Azad turns three later this summer, and last week we learned that she won lottery admission to our family’s top choice “3K” program. New York is unique among American cities for having not just universal pre-k for four-year-olds, but also a large number of free public seats for three-year-olds, an enormous help to families in a city that sucks money out of us like a cosmopolitan leech.1
Entering in the so-called “3k lottery” was a surprisingly encouraging experience … as much as a game-of-chance system for access to public services can be, anyway. Sheila and I have 30+ years of professional experience in and around public schools between us, and those decades had fostered more suspicion than trust. And yet, we were delighted by things we saw in every public 3k we visited: French-immersion for littles; indoor greenhouses; many a paint-covered finger. The night before applications were due this March, Sheila practically dared me to rank the nine dissimilar programs we had visited together.
I swallowed, ranked, and showed her my list.
Hers was identical. Identical!2
We’re still basking in this increasingly rare moment of civic functionality, not to mention family values symmetry. At the same time, I’m hyper-aware that near-universal accessibility to early childhood education is unusual in this country.

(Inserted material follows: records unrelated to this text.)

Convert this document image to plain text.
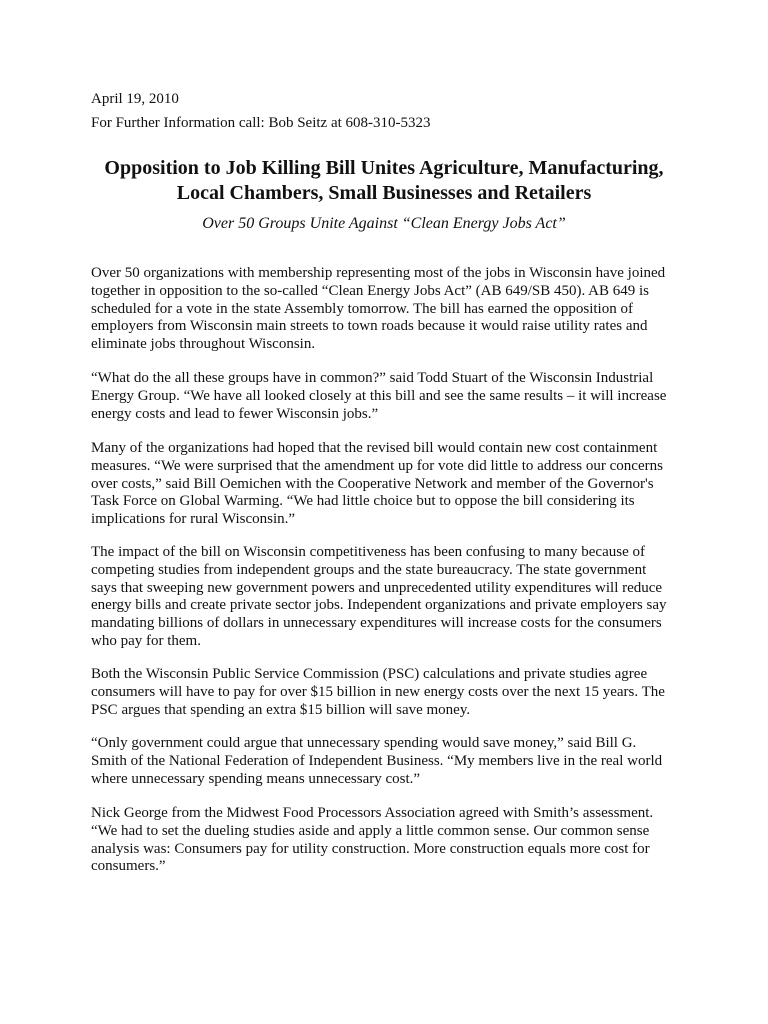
April 19, 2010
For Further Information call: Bob Seitz at 608-310-5323
Opposition to Job Killing Bill Unites Agriculture, Manufacturing,
Local Chambers, Small Businesses and Retailers

Over 50 Groups Unite Against “Clean Energy Jobs Act”

Over 50 organizations with membership representing most of the jobs in Wisconsin have joined
together in opposition to the so-called “Clean Energy Jobs Act” (AB 649/SB 450). AB 649 is
scheduled for a vote in the state Assembly tomorrow. The bill has earned the opposition of
employers from Wisconsin main streets to town roads because it would raise utility rates and
eliminate jobs throughout Wisconsin.
“What do the all these groups have in common?” said Todd Stuart of the Wisconsin Industrial
Energy Group. “We have all looked closely at this bill and see the same results – it will increase
energy costs and lead to fewer Wisconsin jobs.”
Many of the organizations had hoped that the revised bill would contain new cost containment
measures. “We were surprised that the amendment up for vote did little to address our concerns
over costs,” said Bill Oemichen with the Cooperative Network and member of the Governor's
Task Force on Global Warming. “We had little choice but to oppose the bill considering its
implications for rural Wisconsin.”
The impact of the bill on Wisconsin competitiveness has been confusing to many because of
competing studies from independent groups and the state bureaucracy. The state government
says that sweeping new government powers and unprecedented utility expenditures will reduce
energy bills and create private sector jobs. Independent organizations and private employers say
mandating billions of dollars in unnecessary expenditures will increase costs for the consumers
who pay for them.
Both the Wisconsin Public Service Commission (PSC) calculations and private studies agree
consumers will have to pay for over $15 billion in new energy costs over the next 15 years. The
PSC argues that spending an extra $15 billion will save money.
“Only government could argue that unnecessary spending would save money,” said Bill G.
Smith of the National Federation of Independent Business. “My members live in the real world
where unnecessary spending means unnecessary cost.”
Nick George from the Midwest Food Processors Association agreed with Smith’s assessment.
“We had to set the dueling studies aside and apply a little common sense. Our common sense
analysis was: Consumers pay for utility construction. More construction equals more cost for
consumers.”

For parents in NYC who have this option, though, GET ON IT! Childcare is impossibly expensive, but all-day public 3K is available here for almost everyone who wants it. You just have to:
Sign up for the 3K lottery on myschools.nyc, during the same calendar year when your kid turns three;
Identify school options (this is the hardest part) through word of mouth, the map on the aforementioned website, play groups, message boards, Facebook, WhatsApp, you know, wherever other parents commune and carp;
Visit some schools; and
Submit a ranked list through the website before the deadline.
Harder than it needs to be? Yes. But better than it could be? Also yes.
I’m trying to keep this post somewhat positive, so I’ll just footnote the fact that the city continues to try to decimate this program in favor of adding EVEN MORE COPS; and that 6% of the families who applied for schools got none of their options, which seems kind of ridiculous, given the resources available for other things like, oh I don’t know, cops.
What are the chances? Shout out to actually sharing values!
Sometimes shit works... wonderfully. Congrats! And best always to your awesome family.